Two papers have been accepted to IEEE TPAMI. TPAMI has the highest impact factor across all computer science categories (the second-highest impact factor of all IEEE publications). As of 2019, the impact factor of TPAMI is 17.861.
Title: Dense Relational Image Captioning via Multi-task Triple-Stream Networks
Authors: Dong-Jin Kim (KAIST), Tae-Hyun Oh (POSTECH), Jinsoo Choi (Apple), In So Kweon (KAIST)

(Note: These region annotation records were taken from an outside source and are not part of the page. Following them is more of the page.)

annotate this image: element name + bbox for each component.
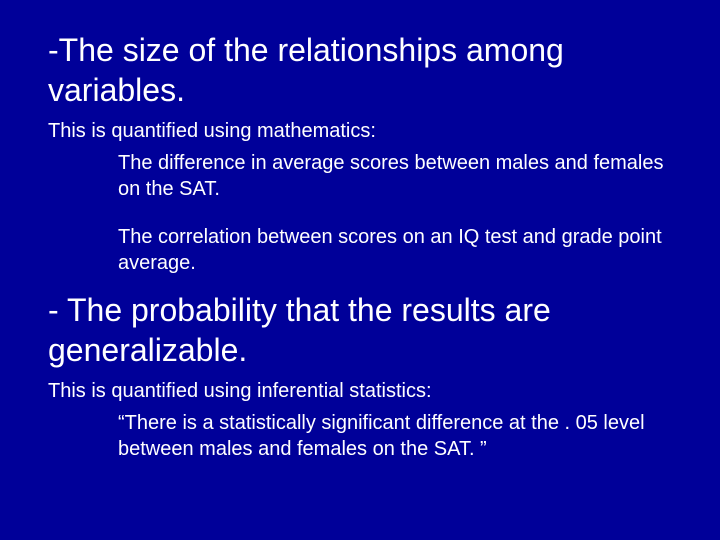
- heading-size-relationships: -The size of the relationships among var…: [48, 30, 672, 110]
- example-sat-difference: The difference in average scores between…: [118, 150, 672, 202]
- example-iq-correlation: The correlation between scores on an IQ …: [118, 224, 672, 276]
- spacer: [48, 280, 672, 290]
- example-significance: “There is a statistically significant di…: [118, 410, 672, 462]
- spacer: [48, 206, 672, 224]
- heading-probability-generalizable: - The probability that the results are g…: [48, 290, 672, 370]
- subtext-inferential: This is quantified using inferential sta…: [48, 378, 672, 404]
- subtext-mathematics: This is quantified using mathematics:: [48, 118, 672, 144]
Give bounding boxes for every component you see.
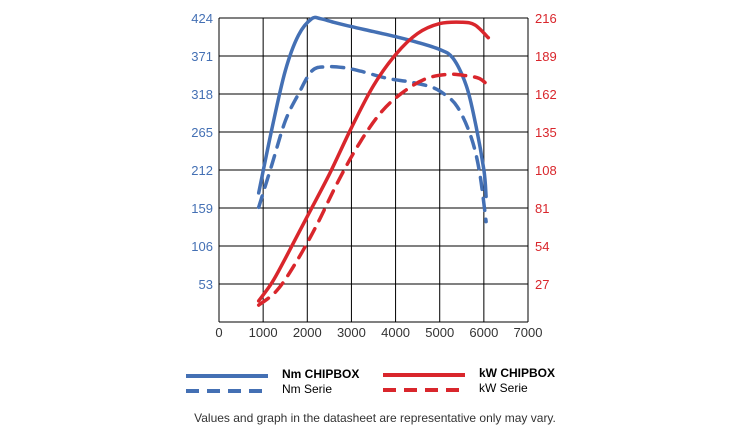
series-line-nm-chipbox: [256, 15, 488, 199]
x-tick-label-5000: 5000: [425, 325, 454, 340]
x-tick-label-7000: 7000: [514, 325, 543, 340]
right-tick-label-189: 189: [535, 49, 557, 64]
right-tick-label-108: 108: [535, 163, 557, 178]
left-tick-label-371: 371: [191, 49, 213, 64]
left-tick-label-318: 318: [191, 87, 213, 102]
series-line-kw-chipbox: [256, 20, 491, 303]
left-tick-label-106: 106: [191, 239, 213, 254]
x-tick-label-3000: 3000: [337, 325, 366, 340]
legend-label-nm-chipbox: Nm CHIPBOX: [282, 367, 359, 381]
x-tick-label-2000: 2000: [293, 325, 322, 340]
series-line-nm-serie: [256, 64, 488, 224]
x-tick-label-4000: 4000: [381, 325, 410, 340]
series-line-kw-serie: [256, 72, 491, 307]
left-tick-label-53: 53: [199, 277, 213, 292]
right-tick-label-81: 81: [535, 201, 549, 216]
right-tick-label-216: 216: [535, 11, 557, 26]
legend-label-kw-chipbox: kW CHIPBOX: [479, 366, 555, 380]
x-tick-label-0: 0: [215, 325, 222, 340]
right-tick-label-162: 162: [535, 87, 557, 102]
chart-grid: [218, 17, 529, 323]
left-y-axis-ticks: 53 106 159 212 265 318 371 424: [191, 11, 213, 292]
right-tick-label-135: 135: [535, 125, 557, 140]
legend-label-nm-serie: Nm Serie: [282, 382, 332, 396]
x-axis-ticks: 0 1000 2000 3000 4000 5000 6000 7000: [215, 325, 542, 340]
left-tick-label-424: 424: [191, 11, 213, 26]
legend-label-kw-serie: kW Serie: [479, 381, 528, 395]
left-tick-label-159: 159: [191, 201, 213, 216]
right-y-axis-ticks: 27 54 81 108 135 162 189 216: [535, 11, 557, 292]
x-tick-label-6000: 6000: [469, 325, 498, 340]
x-tick-label-1000: 1000: [249, 325, 278, 340]
left-tick-label-265: 265: [191, 125, 213, 140]
right-tick-label-54: 54: [535, 239, 549, 254]
chart-footnote: Values and graph in the datasheet are re…: [194, 411, 556, 425]
right-tick-label-27: 27: [535, 277, 549, 292]
series-lines: [256, 15, 491, 307]
left-tick-label-212: 212: [191, 163, 213, 178]
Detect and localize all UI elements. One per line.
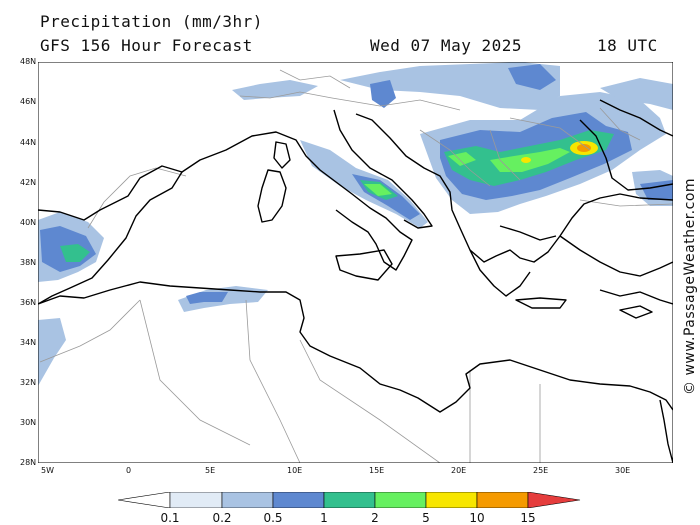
legend-label: 0.2 [212, 511, 232, 525]
legend-label: 10 [469, 511, 485, 525]
lon-label: 5E [205, 466, 216, 475]
legend-min-arrow [118, 492, 171, 508]
lon-label: 5W [41, 466, 54, 475]
lon-label: 20E [451, 466, 467, 475]
coastlines [38, 99, 673, 463]
legend-label: 2 [371, 511, 379, 525]
lat-label: 30N [20, 418, 37, 427]
legend-swatch [374, 492, 427, 508]
lat-label: 46N [20, 97, 37, 106]
lon-label: 30E [615, 466, 631, 475]
country-borders [39, 69, 673, 463]
legend-label: 0.1 [160, 511, 180, 525]
legend-label: 5 [422, 511, 430, 525]
lat-label: 42N [20, 178, 37, 187]
precip-peak-area [521, 141, 598, 163]
forecast-date: Wed 07 May 2025 [370, 36, 522, 55]
forecast-time: 18 UTC [597, 36, 658, 55]
lat-label: 34N [20, 338, 37, 347]
legend-swatch [221, 492, 274, 508]
legend-swatch [425, 492, 478, 508]
lon-label: 25E [533, 466, 549, 475]
lat-label: 38N [20, 258, 37, 267]
lat-label: 44N [20, 138, 37, 147]
legend-swatch [476, 492, 529, 508]
legend-swatch [169, 492, 223, 508]
lon-label: 10E [287, 466, 303, 475]
legend-label: 15 [520, 511, 536, 525]
precipitation-legend [118, 492, 581, 508]
forecast-label: GFS 156 Hour Forecast [40, 36, 253, 55]
legend-label: 1 [320, 511, 328, 525]
precipitation-map [38, 62, 673, 463]
lon-label: 15E [369, 466, 385, 475]
lat-label: 28N [20, 458, 37, 467]
lat-label: 48N [20, 57, 37, 66]
lat-label: 36N [20, 298, 37, 307]
legend-label: 0.5 [263, 511, 283, 525]
lat-label: 40N [20, 218, 37, 227]
lon-label: 0 [126, 466, 132, 475]
legend-swatch [272, 492, 325, 508]
map-title: Precipitation (mm/3hr) [40, 12, 263, 31]
legend-max-arrow [527, 492, 581, 508]
legend-swatch [323, 492, 376, 508]
watermark-text: © www.PassageWeather.com [682, 177, 698, 395]
lat-label: 32N [20, 378, 37, 387]
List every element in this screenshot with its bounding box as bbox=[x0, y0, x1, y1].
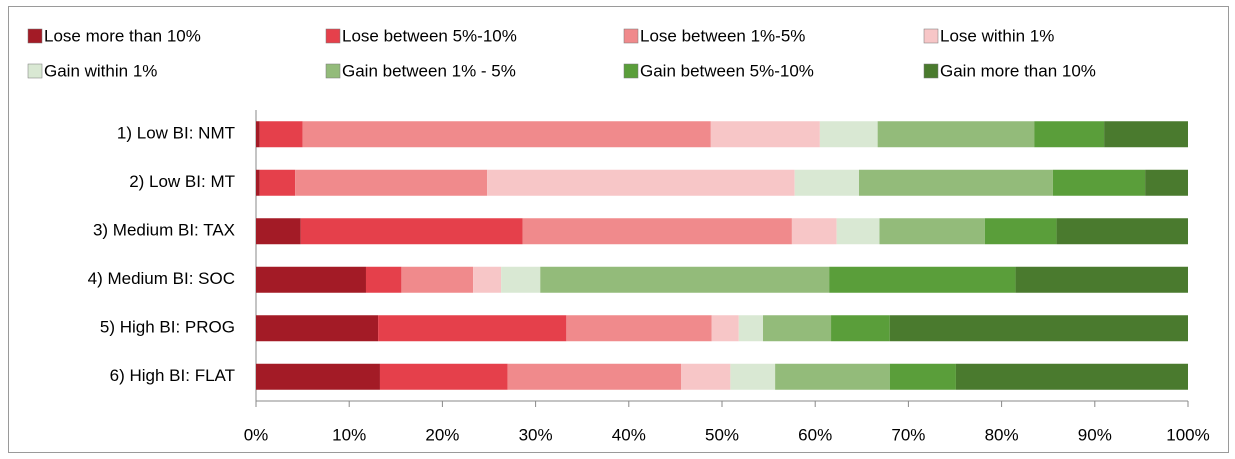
bar-segment bbox=[1056, 218, 1188, 245]
bar-segment bbox=[256, 266, 366, 293]
y-tick-label: 3) Medium BI: TAX bbox=[93, 221, 235, 240]
x-tick-label: 0% bbox=[244, 425, 269, 444]
legend-label: Lose between 1%-5% bbox=[640, 26, 805, 45]
x-tick-label: 30% bbox=[519, 425, 553, 444]
bar-segment bbox=[487, 169, 795, 196]
bar-segment bbox=[889, 315, 1188, 342]
y-tick-label: 5) High BI: PROG bbox=[100, 318, 235, 337]
legend-swatch bbox=[27, 63, 43, 79]
bar-segment bbox=[1052, 169, 1146, 196]
bar-segment bbox=[1145, 169, 1188, 196]
x-tick-label: 40% bbox=[612, 425, 646, 444]
bar-segment bbox=[300, 218, 523, 245]
y-tick-label: 1) Low BI: NMT bbox=[117, 124, 235, 143]
legend-label: Lose between 5%-10% bbox=[342, 26, 517, 45]
bar-segment bbox=[763, 315, 832, 342]
legend-swatch bbox=[325, 28, 341, 44]
bar-segment bbox=[775, 363, 890, 390]
x-tick-label: 50% bbox=[705, 425, 739, 444]
legend-label: Gain between 5%-10% bbox=[640, 61, 814, 80]
bar-segment bbox=[831, 315, 890, 342]
legend-label: Gain within 1% bbox=[44, 61, 157, 80]
y-tick-label: 2) Low BI: MT bbox=[129, 172, 235, 191]
bar-segment bbox=[1015, 266, 1188, 293]
legend-swatch bbox=[923, 28, 939, 44]
bar-segment bbox=[836, 218, 880, 245]
bar-segment bbox=[711, 315, 739, 342]
legend-label: Gain more than 10% bbox=[940, 61, 1096, 80]
bar-segment bbox=[738, 315, 764, 342]
bar-segment bbox=[501, 266, 541, 293]
bar-segment bbox=[302, 121, 711, 148]
bar-segment bbox=[378, 315, 567, 342]
bar-segment bbox=[365, 266, 402, 293]
y-tick-label: 6) High BI: FLAT bbox=[110, 366, 235, 385]
bar-segment bbox=[256, 169, 260, 196]
bar-segment bbox=[1104, 121, 1188, 148]
bar-segment bbox=[791, 218, 837, 245]
bar-segment bbox=[984, 218, 1057, 245]
bar-segment bbox=[730, 363, 776, 390]
x-tick-label: 20% bbox=[425, 425, 459, 444]
bar-segment bbox=[829, 266, 1016, 293]
legend-label: Lose within 1% bbox=[940, 26, 1054, 45]
x-tick-label: 80% bbox=[985, 425, 1019, 444]
bar-segment bbox=[879, 218, 985, 245]
bar-segment bbox=[256, 121, 260, 148]
x-tick-label: 60% bbox=[798, 425, 832, 444]
bar-segment bbox=[256, 218, 301, 245]
bar-segment bbox=[819, 121, 878, 148]
bar-segment bbox=[889, 363, 956, 390]
bar-segment bbox=[256, 315, 379, 342]
bar-segment bbox=[473, 266, 502, 293]
legend-label: Lose more than 10% bbox=[44, 26, 201, 45]
legend-swatch bbox=[623, 63, 639, 79]
bar-segment bbox=[522, 218, 792, 245]
x-tick-label: 90% bbox=[1078, 425, 1112, 444]
x-tick-label: 10% bbox=[332, 425, 366, 444]
y-tick-label: 4) Medium BI: SOC bbox=[88, 269, 235, 288]
bar-segment bbox=[295, 169, 488, 196]
bar-segment bbox=[877, 121, 1035, 148]
bar-segment bbox=[259, 169, 296, 196]
bar-segment bbox=[859, 169, 1053, 196]
bar-segment bbox=[710, 121, 820, 148]
x-tick-label: 70% bbox=[891, 425, 925, 444]
bar-segment bbox=[794, 169, 860, 196]
bar-segment bbox=[566, 315, 712, 342]
bar-segment bbox=[256, 363, 380, 390]
legend-swatch bbox=[325, 63, 341, 79]
bar-segment bbox=[379, 363, 508, 390]
bar-segment bbox=[401, 266, 474, 293]
legend-label: Gain between 1% - 5% bbox=[342, 61, 516, 80]
legend-swatch bbox=[27, 28, 43, 44]
x-tick-label: 100% bbox=[1166, 425, 1209, 444]
bar-segment bbox=[540, 266, 830, 293]
bar-segment bbox=[259, 121, 303, 148]
legend-swatch bbox=[923, 63, 939, 79]
bar-segment bbox=[680, 363, 731, 390]
legend-swatch bbox=[623, 28, 639, 44]
bar-segment bbox=[507, 363, 681, 390]
bar-segment bbox=[1034, 121, 1105, 148]
bar-segment bbox=[955, 363, 1188, 390]
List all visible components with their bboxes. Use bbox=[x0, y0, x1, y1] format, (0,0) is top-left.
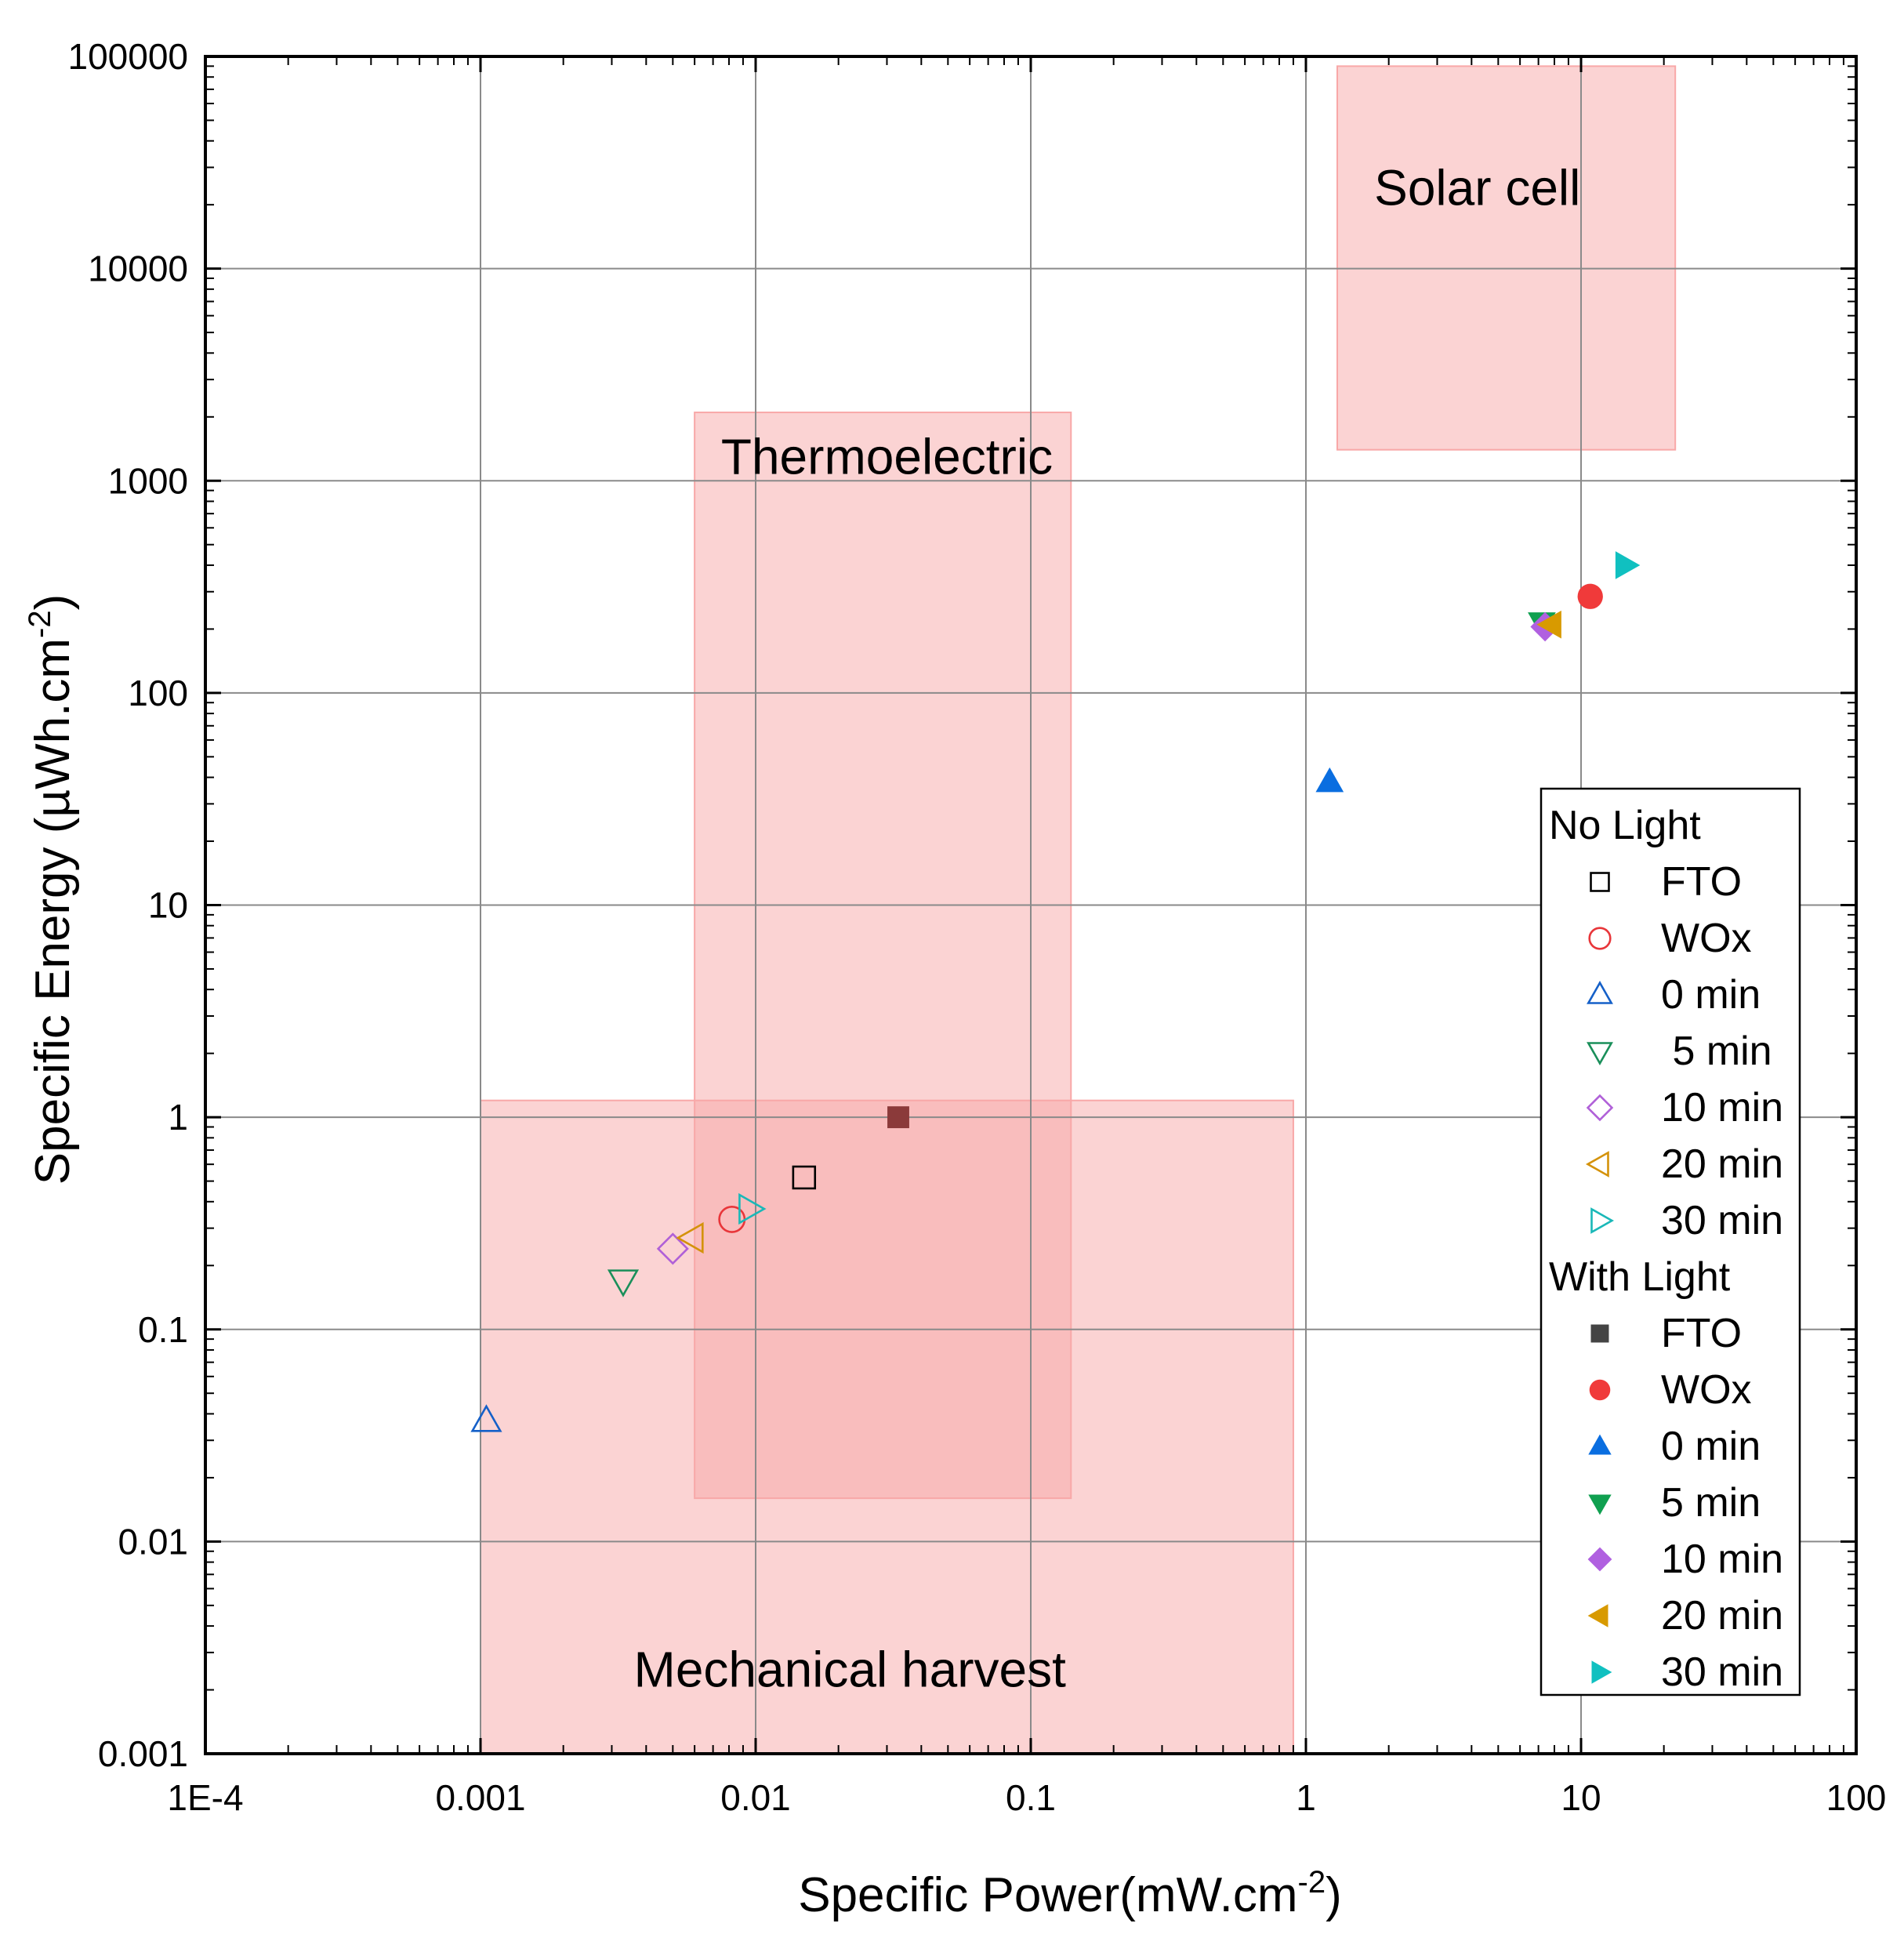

We introduce dense relational captioning, a novel image captioning task which aims to generate multiple captions with respect to relational information between objects in a visual scene. Relational captioning provides explicit descriptions of each relationship between object combinations. This framework is advantageous in both diversity and amount of information, leading to a comprehensive image understanding based on relationships, e.g., relational proposal generation. For relational understanding between objects, the part-of-speech (POS, i.e., subject-object-predicate categories) can be a valuable prior information to guide the causal sequence of words in a caption. We enforce our framework to not only learn to generate captions but also predict the POS of each word. To this end, we propose the multi-task triple-stream network (MTTSNet) which consists of three recurrent units responsible for each POS which is trained by jointly predicting the correct captions and POS for each word. In addition, we found that the performance of MTTSNet can be improved by modulating the object embeddings with an explicit relational module. We demonstrate that our proposed model can generate more diverse and richer captions, via extensive experimental analysis on large scale datasets and several metrics. We additionally extend analysis to an ablation study, applications on holistic image captioning, scene graph generation, and retrieval tasks.
Title: Robust and Efficient Estimation of Relative Pose for Cameras on Selfie Sticks
Authors: Kyungdon Joo (UNIST), Hongdong Li (ANU), Tae-Hyun Oh (POSTECH), In So Kweon (KAIST) (Corresponding author: Tae-Hyun Oh)
Taking selfies has become one of the major photographic trends of our time. In this study, we focus on the selfie stick, on which a camera is mounted to take selfies. We observe that a camera on a selfie stick typically travels through a particular type of trajectory around a sphere. Based on this finding, we propose a robust, efficient, and optimal estimation method for relative camera pose between two images captured by a camera mounted on a selfie stick. We exploit the special geometric structure of camera motion constrained by a selfie stick and define this motion as spherical joint motion. Utilizing a novel parametrization and calibration scheme, we demonstrate that the pose estimation problem can be reduced to a 3-degrees of freedom (DoF) search problem, instead of a generic 6-DoF problem. This facilitates the derivation of an efficient branch-and-bound optimization method that guarantees a global optimal solution, even in the presence of outliers. Furthermore, as a simplified case of spherical joint motion, we introduce selfie motion, which has a fewer number of DoF than spherical joint motion. We validate the performance and guaranteed optimality of our method on both synthetic and real-world data. Additionally, we demonstrate the applicability of the proposed method for two applications: refocusing and stylization.